To most Americans the word "bear" suggests Smokey, Yogi, Pooh and those endearingly awkward animals— "Look! Just like teddy bears!"—who beg for peanuts and popcorn in the nation's zoos. Judging from the letters we have thus far received, a good many readers have been shocked by Jack Olsen's chilling series, The Grizzly Bear Murder Case—the third and final installment of which begins on page 36. It is hard to accept the fact that the zoo image is not the real image and that the captive bear conceals his hatred of man only because he has no choice. We hope the menacing grizzly shown on the cover—chosen from a number of photographs made for SI in the San Diego, Chicago and Central Park zoos—will help reinforce Olsen's conclusion that man and bear cannot peacefully coexist in the wild.
The cover bear came to the San Diego Zoo with his brother in May 1961 when they were both three months old. They had been orphaned in Yellowstone National Park and were too young to fend for themselves. Now they weigh about 750 pounds each and measure about seven feet from nose to tail. George Long, who took their pictures for us, reports, "I would hold up an apple or slice of bread and they would beg for it. When I didn't throw it to them, they would snarl at me—the perfect picture situation. I would shoot the picture, then throw them the prize, which they caught every time. Some children came along with gumdrops—the bears could catch a gumdrop at 30 feet!"
Our photographers in Chicago and New York got similar evidence of the captive bears' philosophy—"If you can't beat it, join it or duck it." In Chicago, Bob Lightfoot made these notes on his assignment: "Pack cameras, exotic telephotos, motors, etc., head for zoo. On arrival purchase peanuts, marshmallows, hot dogs, Coke. First two for bears, last two for self. Go to bear pit, set up tripod, survey scene. Bears are asleep. Helpful onlookers bombard bears with marshmallows, peanuts and profanity. Bears wake up. Official comes, takes me to edge of moat and jumps around to make bears look fierce, says not to fall in—bears never go in moat except to eat people. Give edge of moat plenty of room. Bears yawn a lot, look really fierce. Trainer comes up, throws rye bread while other zoo man jumps around. After three hours we run out of bread, peanuts, marshmallows. Bears go back to sleep. I leave."

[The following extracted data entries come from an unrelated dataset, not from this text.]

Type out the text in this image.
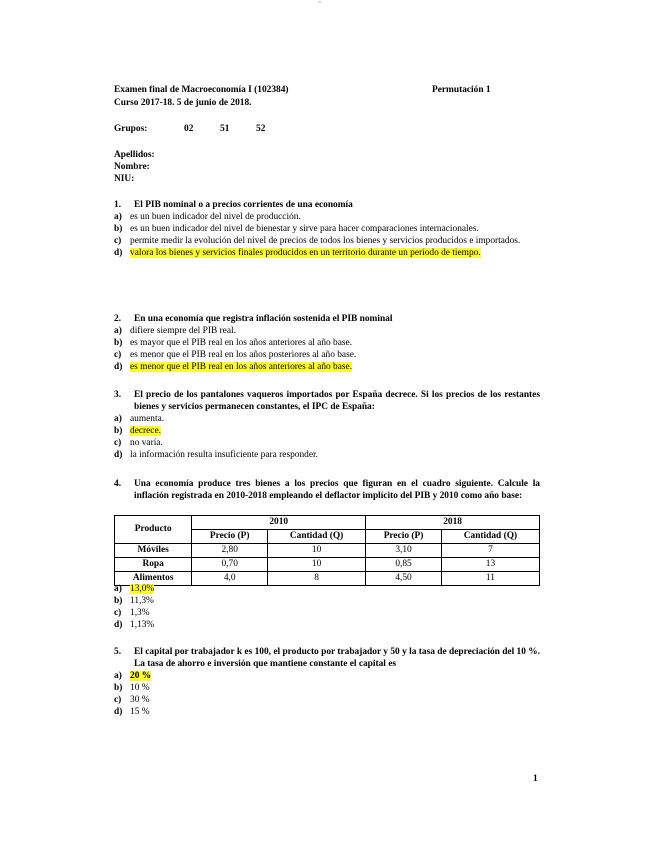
≈
Examen final de Macroeconomía I (102384)	Permutación 1
Curso 2017-18. 5 de junio de 2018.
Grupos:	02	51	52
Apellidos:
Nombre:
NIU:
1.	El PIB nominal o a precios corrientes de una economía
a) es un buen indicador del nivel de producción.
b) es un buen indicador del nivel de bienestar y sirve para hacer comparaciones internacionales.
c) permite medir la evolución del nivel de precios de todos los bienes y servicios producidos e importados.
d) valora los bienes y servicios finales producidos en un territorio durante un período de tiempo.
2.	En una economía que registra inflación sostenida el PIB nominal
a) difiere siempre del PIB real.
b) es mayor que el PIB real en los años anteriores al año base.
c) es menor que el PIB real en los años posteriores al año base.
d) es menor que el PIB real en los años anteriores al año base.
3.	El precio de los pantalones vaqueros importados por España decrece. Si los precios de los restantes bienes y servicios permanecen constantes, el IPC de España:
a) aumenta.
b) decrece.
c) no varía.
d) la información resulta insuficiente para responder.
4.	Una economía produce tres bienes a los precios que figuran en el cuadro siguiente. Calcule la inflación registrada en 2010-2018 empleando el deflactor implícito del PIB y 2010 como año base:
Producto	2010		2018	
	Precio (P)	Cantidad (Q)	Precio (P)	Cantidad (Q)
Móviles	2,80	10	3,10	7
Ropa	0,70	10	0,85	13
Alimentos	4,0	8	4,50	11
a) 13,0%
b) 11,3%
c) 1,3%
d) 1,13%
5.	El capital por trabajador k es 100, el producto por trabajador y 50 y la tasa de depreciación del 10 %. La tasa de ahorro e inversión que mantiene constante el capital es
a) 20 %
b) 10 %
c) 30 %
d) 15 %
1
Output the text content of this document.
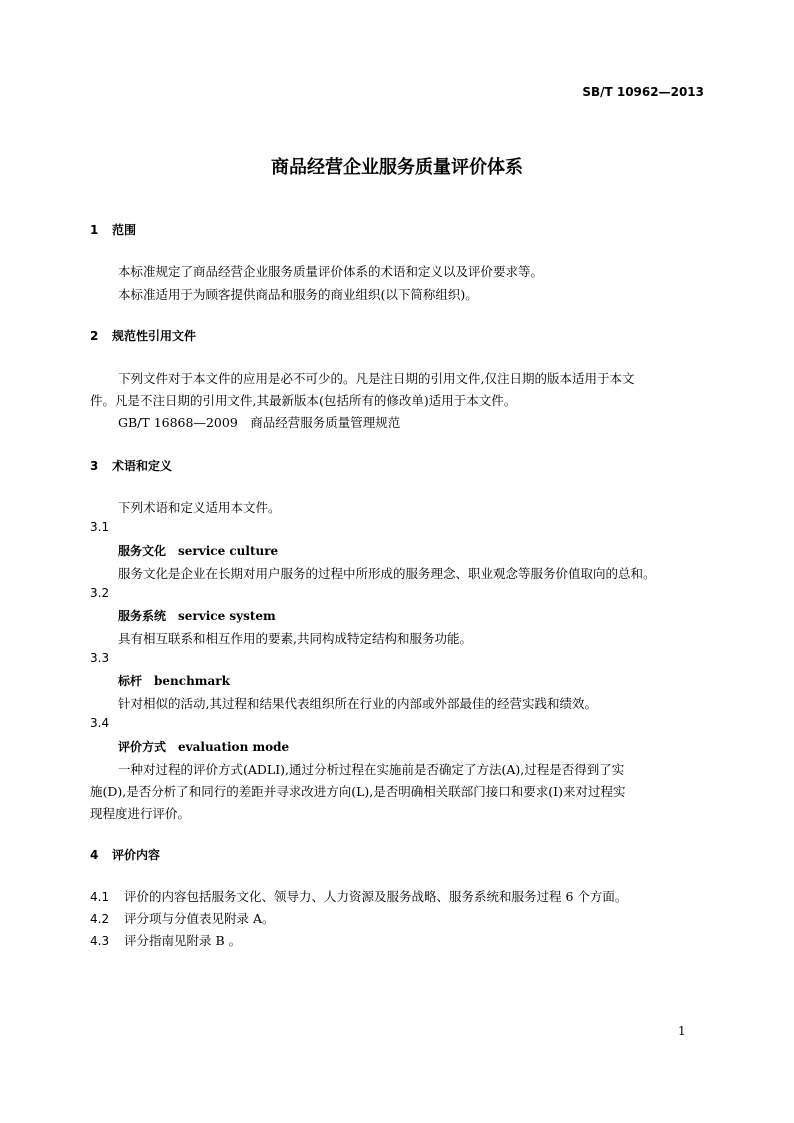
SB/T 10962—2013
商品经营企业服务质量评价体系
1 范围
本标准规定了商品经营企业服务质量评价体系的术语和定义以及评价要求等。
本标准适用于为顾客提供商品和服务的商业组织(以下简称组织)。
2 规范性引用文件
下列文件对于本文件的应用是必不可少的。凡是注日期的引用文件,仅注日期的版本适用于本文
件。凡是不注日期的引用文件,其最新版本(包括所有的修改单)适用于本文件。
GB/T 16868—2009　商品经营服务质量管理规范
3 术语和定义
下列术语和定义适用本文件。
3.1
服务文化 service culture
服务文化是企业在长期对用户服务的过程中所形成的服务理念、职业观念等服务价值取向的总和。
3.2
服务系统 service system
具有相互联系和相互作用的要素,共同构成特定结构和服务功能。
3.3
标杆 benchmark
针对相似的活动,其过程和结果代表组织所在行业的内部或外部最佳的经营实践和绩效。
3.4
评价方式 evaluation mode
一种对过程的评价方式(ADLI),通过分析过程在实施前是否确定了方法(A),过程是否得到了实
施(D),是否分析了和同行的差距并寻求改进方向(L),是否明确相关联部门接口和要求(I)来对过程实
现程度进行评价。
4 评价内容
4.1 评价的内容包括服务文化、领导力、人力资源及服务战略、服务系统和服务过程 6 个方面。
4.2 评分项与分值表见附录 A。
4.3 评分指南见附录 B 。
1
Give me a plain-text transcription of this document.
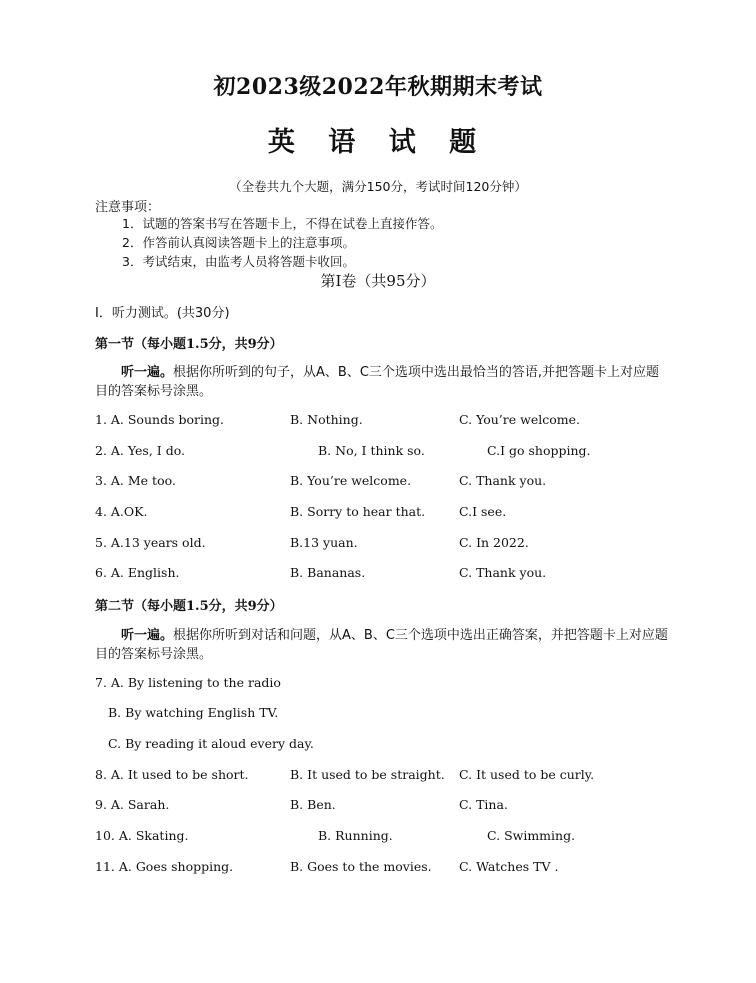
初2023级2022年秋期期末考试
英 语 试 题
（全卷共九个大题，满分150分，考试时间120分钟）
注意事项：
1．试题的答案书写在答题卡上，不得在试卷上直接作答。
2．作答前认真阅读答题卡上的注意事项。
3．考试结束，由监考人员将答题卡收回。
第Ⅰ卷（共95分）
Ⅰ．听力测试。(共30分)
第一节（每小题1.5分，共9分）
听一遍。根据你所听到的句子，从A、B、C三个选项中选出最恰当的答语,并把答题卡上对应题目的答案标号涂黑。
1. A. Sounds boring.	B. Nothing.	C. You’re welcome.
2. A. Yes, I do.	B. No, I think so.	C.I go shopping.
3. A. Me too.	B. You’re welcome.	C. Thank you.
4. A.OK.	B. Sorry to hear that.	C.I see.
5. A.13 years old.	B.13 yuan.	C. In 2022.
6. A. English.	B. Bananas.	C. Thank you.
第二节（每小题1.5分，共9分）
听一遍。根据你所听到对话和问题，从A、B、C三个选项中选出正确答案，并把答题卡上对应题目的答案标号涂黑。
7. A. By listening to the radio
B. By watching English TV.
C. By reading it aloud every day.
8. A. It used to be short.	B. It used to be straight. C. It used to be curly.
9. A. Sarah.	B. Ben.	C. Tina.
10. A. Skating.	B. Running.	C. Swimming.
11. A. Goes shopping.	B. Goes to the movies. C. Watches TV .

In New York, Photographer Phillip Leonian's wife Edith reported: "The bear, 15 years old, looked more fluffy than grizzled in his new spring coat. After consulting with the keeper, Phil armed himself with Cracker Jacks to maneuver the bear to where he could be photographed without showing bars. The first day's shooting ended when the bear dived into his pool, shook himself off and retreated to his napping corner. The keeper announced, 'Now he'll sleep for three hours.' The second day, Phil set up his equipment, and the bear dived into the pool again. While waiting for the bear to dry, the keeper told stories of cruelty—of people to bears. The keepers regularly remove broken glass from the cage. They feel their main function is to protect the animals from the people."
And that, of course, is entirely proper in zoos, where a large bear is defenseless against a small child. But in the wilderness even a human giant is powerless against a medium-sized grizzly bear, an animal capable of breaking a horse's back with one swipe of his mighty paw. As Olsen points out, tourists, campers and hikers need to remember—and so does the National Park Service—that the friendly bear with the Boy Scout hat is a purely fictional creation.